人字号房比之天地房,差得不仅仅是空间大小和内部设施,其隔音效果也十分糟糕,但凡隔壁声音略大一点,都可以听见。
睡意朦胧中,鹿明茶隐隐约约听见几声压抑的轻咳。
有人在咳么……鹿明茶模糊想道,何人?
他房间两旁一侧无人居住,至于另一侧……住的……是戚淮阑!想到这一点的瞬间,混沌的睡意消散,闭合的眼睫倏地掀开,露出的黑眸万分清醒。

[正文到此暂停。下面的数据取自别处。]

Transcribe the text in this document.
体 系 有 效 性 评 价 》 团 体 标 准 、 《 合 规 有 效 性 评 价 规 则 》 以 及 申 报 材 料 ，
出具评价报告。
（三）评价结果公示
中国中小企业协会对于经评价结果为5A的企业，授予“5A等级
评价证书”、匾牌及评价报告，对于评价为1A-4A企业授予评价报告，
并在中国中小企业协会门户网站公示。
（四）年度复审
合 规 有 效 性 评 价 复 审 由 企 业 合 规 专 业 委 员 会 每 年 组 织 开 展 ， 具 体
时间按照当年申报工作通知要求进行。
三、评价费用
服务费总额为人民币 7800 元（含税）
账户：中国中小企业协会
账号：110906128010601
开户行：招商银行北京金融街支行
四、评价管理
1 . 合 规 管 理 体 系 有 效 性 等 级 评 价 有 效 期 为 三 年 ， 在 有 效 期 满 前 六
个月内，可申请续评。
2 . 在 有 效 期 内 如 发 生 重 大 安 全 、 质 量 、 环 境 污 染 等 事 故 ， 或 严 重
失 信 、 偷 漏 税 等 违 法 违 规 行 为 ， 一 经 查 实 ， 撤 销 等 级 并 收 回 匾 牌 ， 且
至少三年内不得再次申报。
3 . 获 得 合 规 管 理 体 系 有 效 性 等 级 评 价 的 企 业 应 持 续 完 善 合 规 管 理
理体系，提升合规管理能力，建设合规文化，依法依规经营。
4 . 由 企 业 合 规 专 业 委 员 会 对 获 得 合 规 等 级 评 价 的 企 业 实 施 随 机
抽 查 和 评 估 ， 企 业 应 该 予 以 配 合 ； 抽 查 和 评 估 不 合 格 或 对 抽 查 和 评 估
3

“咳咳……”再次捕捉到些许咳声,鹿明茶连忙竖起耳朵,呼吸也不自觉放轻。
“咳咳……咳……”即便是在隔音极差的人字号房,传来的咳嗽声也极轻,有几分听不真切,显然,咳声经过主人的刻意压制。
她似乎还用了手掌亦或者布帛遮捂,尽可能将声音降到了最低,若不是他还未睡着,床榻又与戚束房间紧挨,怕也是难以听到。
随着隐约的咳声不断飘入耳中,鹿明茶的眉心越蹙越高,胸腔中,似乎有张手攥住了心脏,不由发紧。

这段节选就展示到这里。